Obama: l'Olocausto è una religione, come l'Islam e il cristianesimo
Obama alle Nazioni Unite il 25 settembre 2012 |
Lo scorso 25 settembre, il prof. Faurisson ha prontamente segnalato[1] un estratto del discorso del presidente degli Stati Uniti all’Assemblea Generale delle Nazioni Unite, da cui si arguisce, senza ombra di dubbio, che per la “comunità internazionale” (di cui, è chiaro, ormai fanno parte anche il Vaticano[2] e la Fraternità S. Pio X[3] che hanno messo al bando Mons. Williamson) ormai l’”Olocausto” è un credo di natura religiosa:
Excerpt : The future must not belong to those who slander the prophet of Islam. Yet to be credible, those who condemn that slander must also condemn the hate we see when the image of Jesus Christ is desecrated, churches are destroyed , or the Holocaust is denied.
Estratto: Il futuro non deve appartenere a coloro che diffamano il profeta dell’Islam. Tuttavia, per essere credibili, coloro che condannano questa diffamazione devono anche condannare l’odio che vediamo quando viene dissacrata l’immagine di Gesù Cristo, quando vengono distrutte le chiese, o quando viene negato l’Olocausto.
Tutto ciò però mi sembra che sia solo il punto d’arrivo di un lungo percorso. Per metterlo nella giusta prospettiva, suggerirei di leggere la dichiarazione di Obama (anche) alla luce di quanto scriveva già – ormai più di 10 anni fa – il bollettino dell’associazione Vérité et Justice nel pezzo “Nascita di una religione”[4]:
NASCITA DI UNA RELIGIONE
Sappiamo, dai lavori del professor Faurisson, che la tesi dell’”Olocausto” è, dal punto di vista della scienza storica, insostenibile. Per scansare ogni dibattito in contraddittorio, si è invocato un “dovere della memoria” che afferma con aplomb che l’”Olocausto” rientra nel dominio dell’indicibile. Le leggi museruola non difendono un avvenimento storico fondato su fatti scientificamente stabiliti, ma una finzione risultante da una collusione di interessi.
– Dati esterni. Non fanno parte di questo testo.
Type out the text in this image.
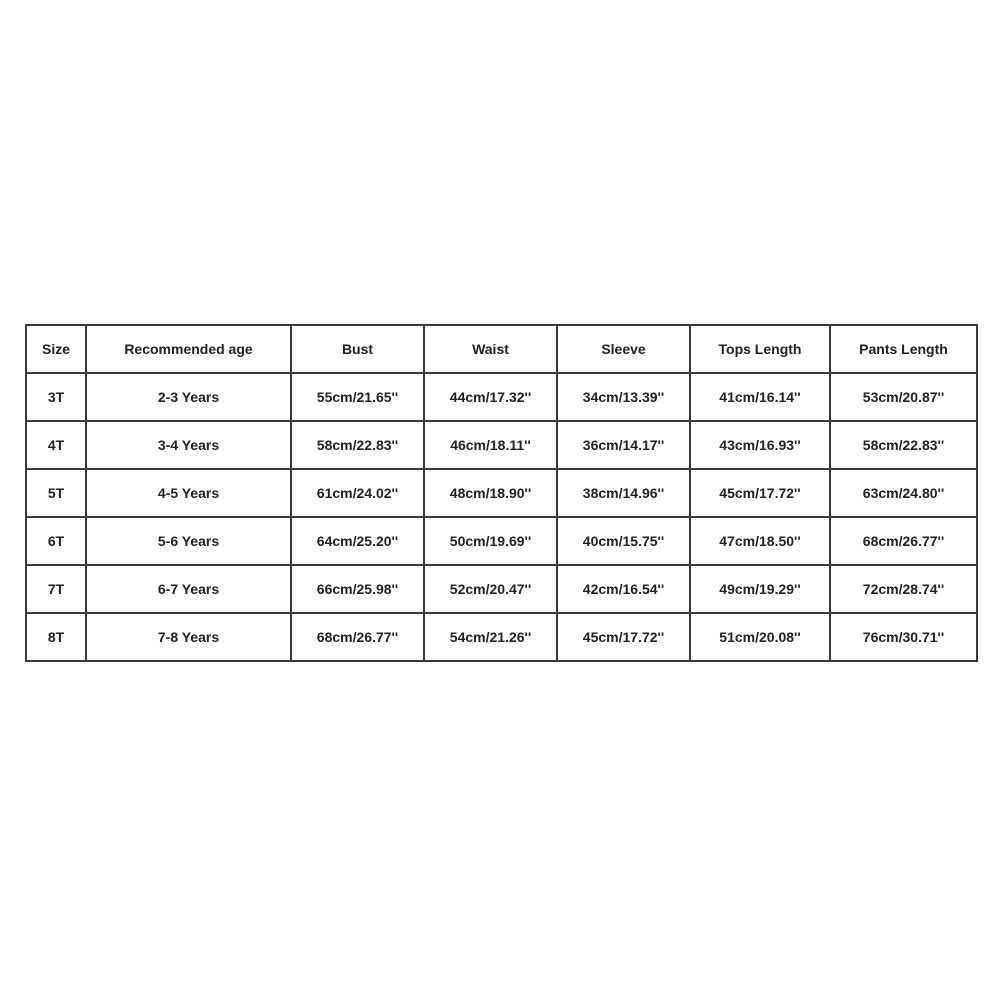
Size	Recommended age	Bust	Waist	Sleeve	Tops Length	Pants Length
3T	2-3 Years	55cm/21.65''	44cm/17.32''	34cm/13.39''	41cm/16.14''	53cm/20.87''
4T	3-4 Years	58cm/22.83''	46cm/18.11''	36cm/14.17''	43cm/16.93''	58cm/22.83''
5T	4-5 Years	61cm/24.02''	48cm/18.90''	38cm/14.96''	45cm/17.72''	63cm/24.80''
6T	5-6 Years	64cm/25.20''	50cm/19.69''	40cm/15.75''	47cm/18.50''	68cm/26.77''
7T	6-7 Years	66cm/25.98''	52cm/20.47''	42cm/16.54''	49cm/19.29''	72cm/28.74''
8T	7-8 Years	68cm/26.77''	54cm/21.26''	45cm/17.72''	51cm/20.08''	76cm/30.71''
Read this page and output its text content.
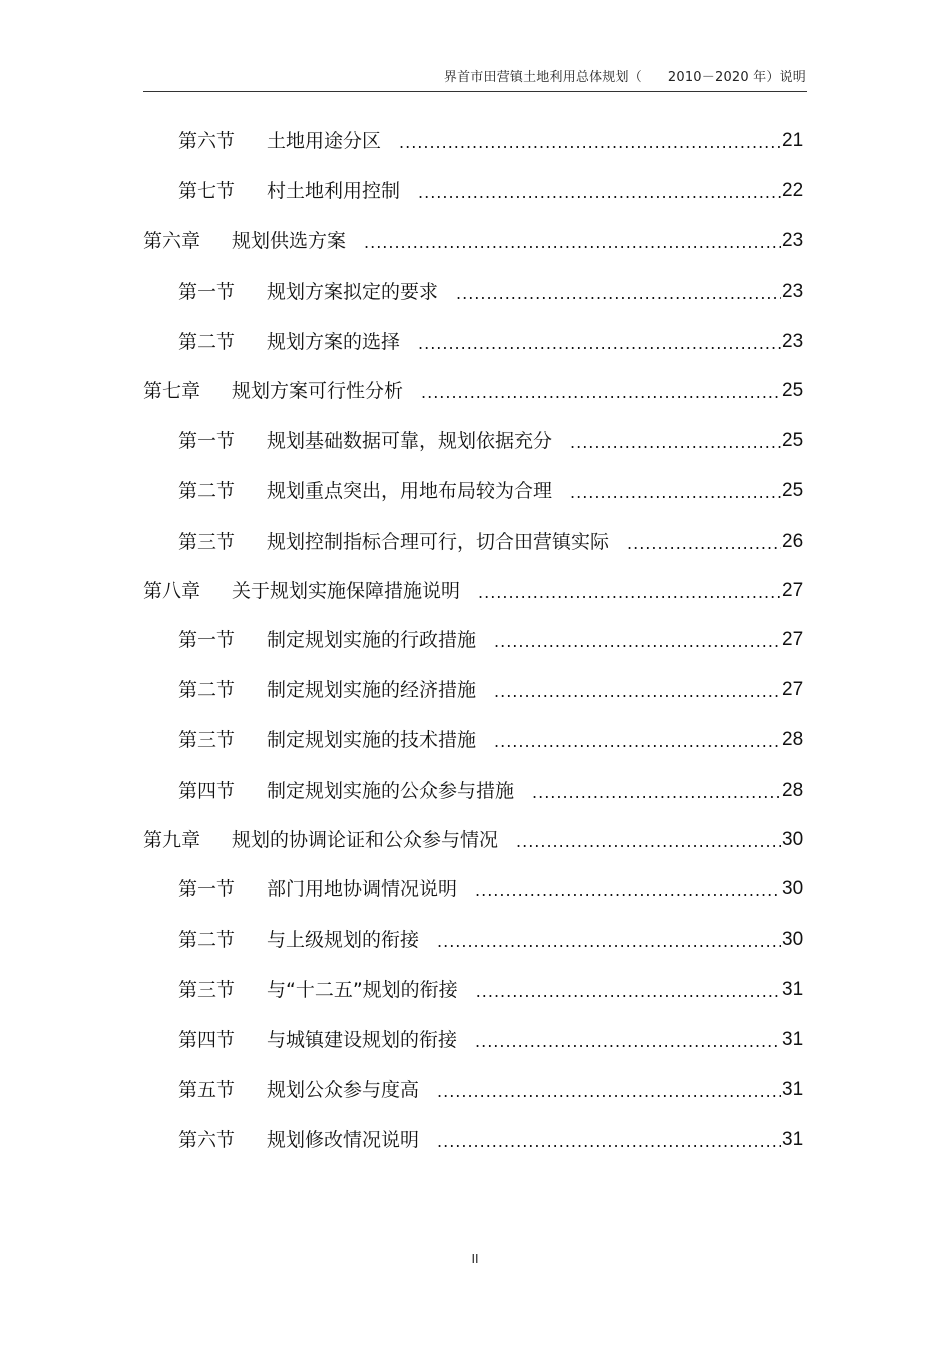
界首市田营镇土地利用总体规划（      2010－2020 年）说明
第六节 土地用途分区 .....	21
第七节 村土地利用控制 .....	22
第六章 规划供选方案 .....	23
第一节 规划方案拟定的要求 .....	23
第二节 规划方案的选择 .....	23
第七章 规划方案可行性分析 .....	25
第一节 规划基础数据可靠，规划依据充分 .....	25
第二节 规划重点突出，用地布局较为合理 .....	25
第三节 规划控制指标合理可行，切合田营镇实际 .....	26
第八章 关于规划实施保障措施说明 .....	27
第一节 制定规划实施的行政措施 .....	27
第二节 制定规划实施的经济措施 .....	27
第三节 制定规划实施的技术措施 .....	28
第四节 制定规划实施的公众参与措施 .....	28
第九章 规划的协调论证和公众参与情况 .....	30
第一节 部门用地协调情况说明 .....	30
第二节 与上级规划的衔接 .....	30
第三节 与“十二五”规划的衔接 .....	31
第四节 与城镇建设规划的衔接 .....	31
第五节 规划公众参与度高 .....	31
第六节 规划修改情况说明 .....	31
II
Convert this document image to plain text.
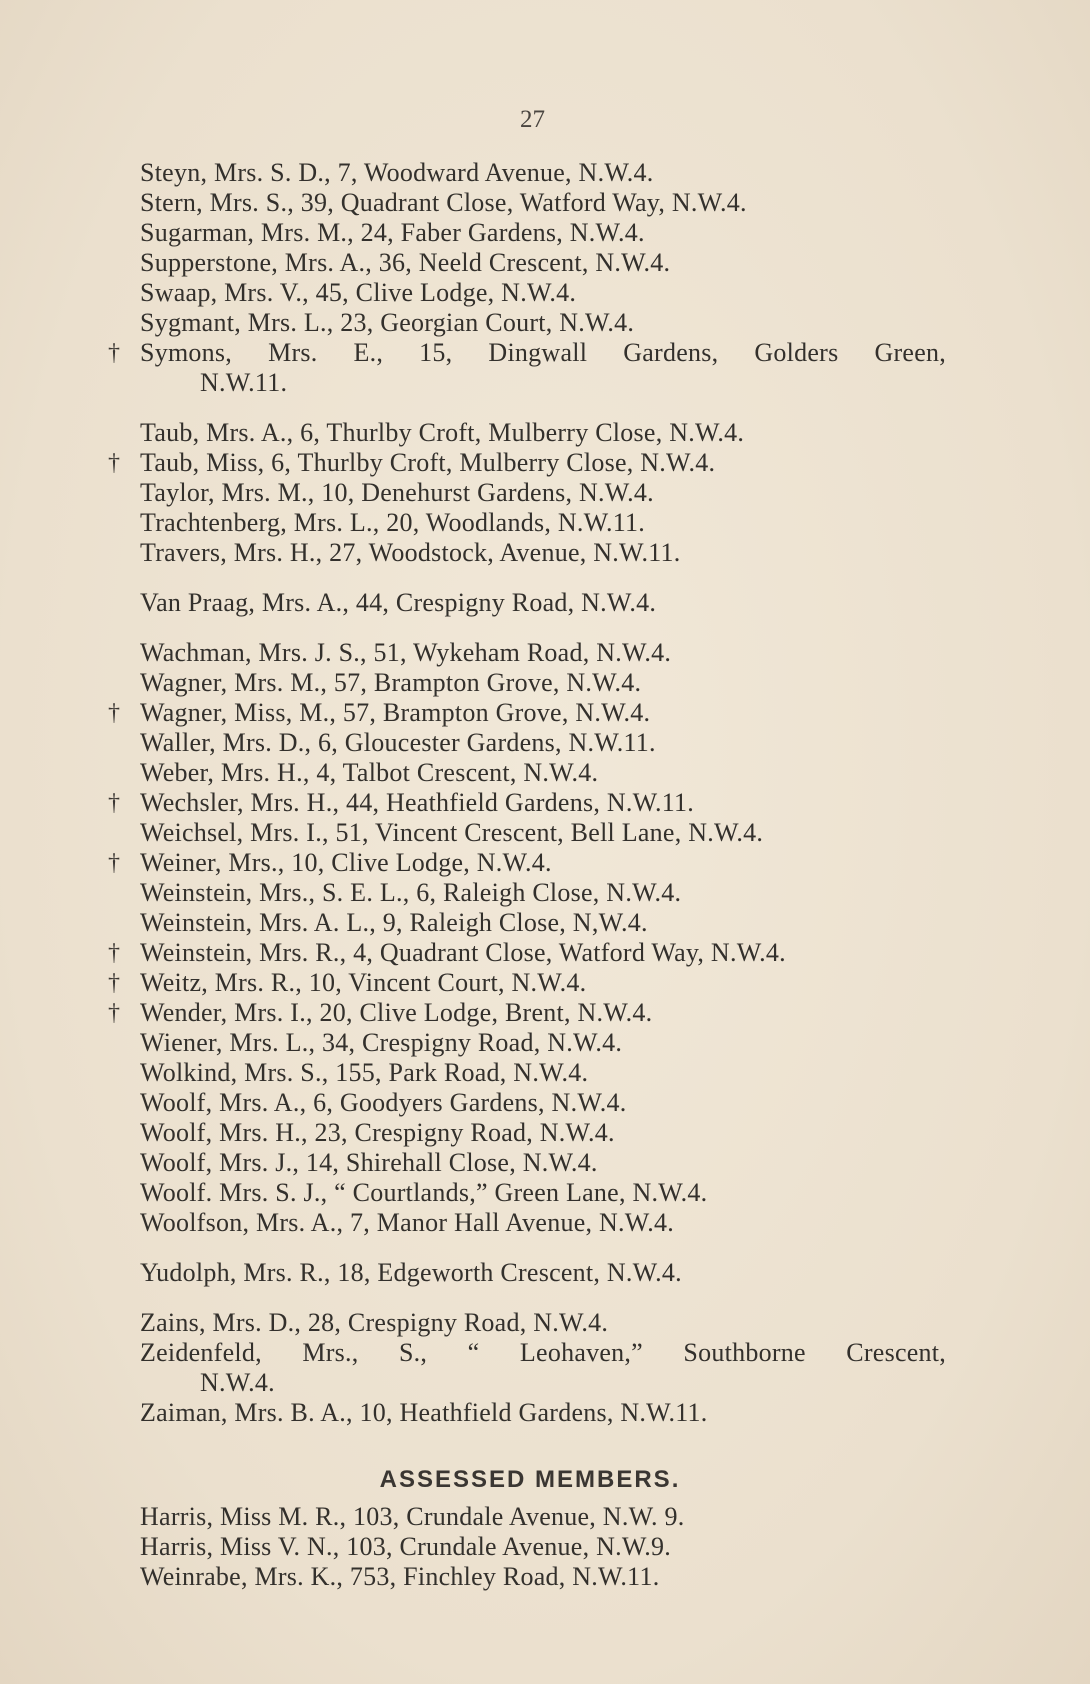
27
Steyn, Mrs. S. D., 7, Woodward Avenue, N.W.4.
Stern, Mrs. S., 39, Quadrant Close, Watford Way, N.W.4.
Sugarman, Mrs. M., 24, Faber Gardens, N.W.4.
Supperstone, Mrs. A., 36, Neeld Crescent, N.W.4.
Swaap, Mrs. V., 45, Clive Lodge, N.W.4.
Sygmant, Mrs. L., 23, Georgian Court, N.W.4.
† Symons, Mrs. E., 15, Dingwall Gardens, Golders Green,
N.W.11.
Taub, Mrs. A., 6, Thurlby Croft, Mulberry Close, N.W.4.
† Taub, Miss, 6, Thurlby Croft, Mulberry Close, N.W.4.
Taylor, Mrs. M., 10, Denehurst Gardens, N.W.4.
Trachtenberg, Mrs. L., 20, Woodlands, N.W.11.
Travers, Mrs. H., 27, Woodstock, Avenue, N.W.11.
Van Praag, Mrs. A., 44, Crespigny Road, N.W.4.
Wachman, Mrs. J. S., 51, Wykeham Road, N.W.4.
Wagner, Mrs. M., 57, Brampton Grove, N.W.4.
† Wagner, Miss, M., 57, Brampton Grove, N.W.4.
Waller, Mrs. D., 6, Gloucester Gardens, N.W.11.
Weber, Mrs. H., 4, Talbot Crescent, N.W.4.
† Wechsler, Mrs. H., 44, Heathfield Gardens, N.W.11.
Weichsel, Mrs. I., 51, Vincent Crescent, Bell Lane, N.W.4.
† Weiner, Mrs., 10, Clive Lodge, N.W.4.
Weinstein, Mrs., S. E. L., 6, Raleigh Close, N.W.4.
Weinstein, Mrs. A. L., 9, Raleigh Close, N,W.4.
† Weinstein, Mrs. R., 4, Quadrant Close, Watford Way, N.W.4.
† Weitz, Mrs. R., 10, Vincent Court, N.W.4.
† Wender, Mrs. I., 20, Clive Lodge, Brent, N.W.4.
Wiener, Mrs. L., 34, Crespigny Road, N.W.4.
Wolkind, Mrs. S., 155, Park Road, N.W.4.
Woolf, Mrs. A., 6, Goodyers Gardens, N.W.4.
Woolf, Mrs. H., 23, Crespigny Road, N.W.4.
Woolf, Mrs. J., 14, Shirehall Close, N.W.4.
Woolf. Mrs. S. J., “ Courtlands,” Green Lane, N.W.4.
Woolfson, Mrs. A., 7, Manor Hall Avenue, N.W.4.
Yudolph, Mrs. R., 18, Edgeworth Crescent, N.W.4.
Zains, Mrs. D., 28, Crespigny Road, N.W.4.
Zeidenfeld, Mrs., S., “ Leohaven,” Southborne Crescent,
N.W.4.
Zaiman, Mrs. B. A., 10, Heathfield Gardens, N.W.11.
ASSESSED MEMBERS.
Harris, Miss M. R., 103, Crundale Avenue, N.W. 9.
Harris, Miss V. N., 103, Crundale Avenue, N.W.9.
Weinrabe, Mrs. K., 753, Finchley Road, N.W.11.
Il recente esempio dell’impostore svizzero Wilkomirski mostra come sia possibile inventare una storia sufficientemente credibile per farsi riconoscere come tale dai pretesi “sopravvissuti dell’Olocausto”. Certo, il trucco non è nuovo: Martin Gray[5], autore del bestseller In nome dei miei, aveva già sfruttato il filone una ventina d’anni fa grazie alla complicità dell’ebreo Max Gallo. Codesta “memoria”, protetta dalla legge come un brevetto d’invenzione, ha permesso di mettere in funzione un’”industria dell’Olocausto” il cui meccanismo è stato perfettamente analizzato e descritto da Norman Finkelstein. Ma ecco che ci si è accorti che nel sacralizzare questo fruttuoso business lo si eleverebbe al rango supremo di una religione. Ad un tale livello, non ci si disturberebbe più con expertise, prove e testimonianze, vere o false: c’è il dogma, e vi sono le eresie. Si vuole così assimilare il revisionismo ad una eresia blasfema, altro trucco già utilizzato circa 2.000 anni fa contro il Galileo, che aveva già avuto la cattiva idea di denunciare i piccoli affari dei mercanti del Tempio. Tutto ciò spiega perché il Concistoro ebraico di Francia[6] ha introdotto il 2 maggio 2001 un Rituale della Shoah, in tre parti: all’inizio una preghiera per la Shoah, poi una rievocazione storica che descrive le tribolazioni degli ebrei dal 1933 al 1945, infine la lettura di estratti di testi di inevitabili “grandi testimoni”, come Elie Wiesel, Primo Levi o Anne Frank. Ecco come si cementa la storia della nostra epoca per meglio costruire i nuovi gulag. Il futuro ci dirà quanto vale questo metodo – uno strato di religione per rafforzare uno strato di legge – ispirato, così pare, dalla tecnica utilizzata per costruire il sarcofago della centrale nucleare di Chernobyl.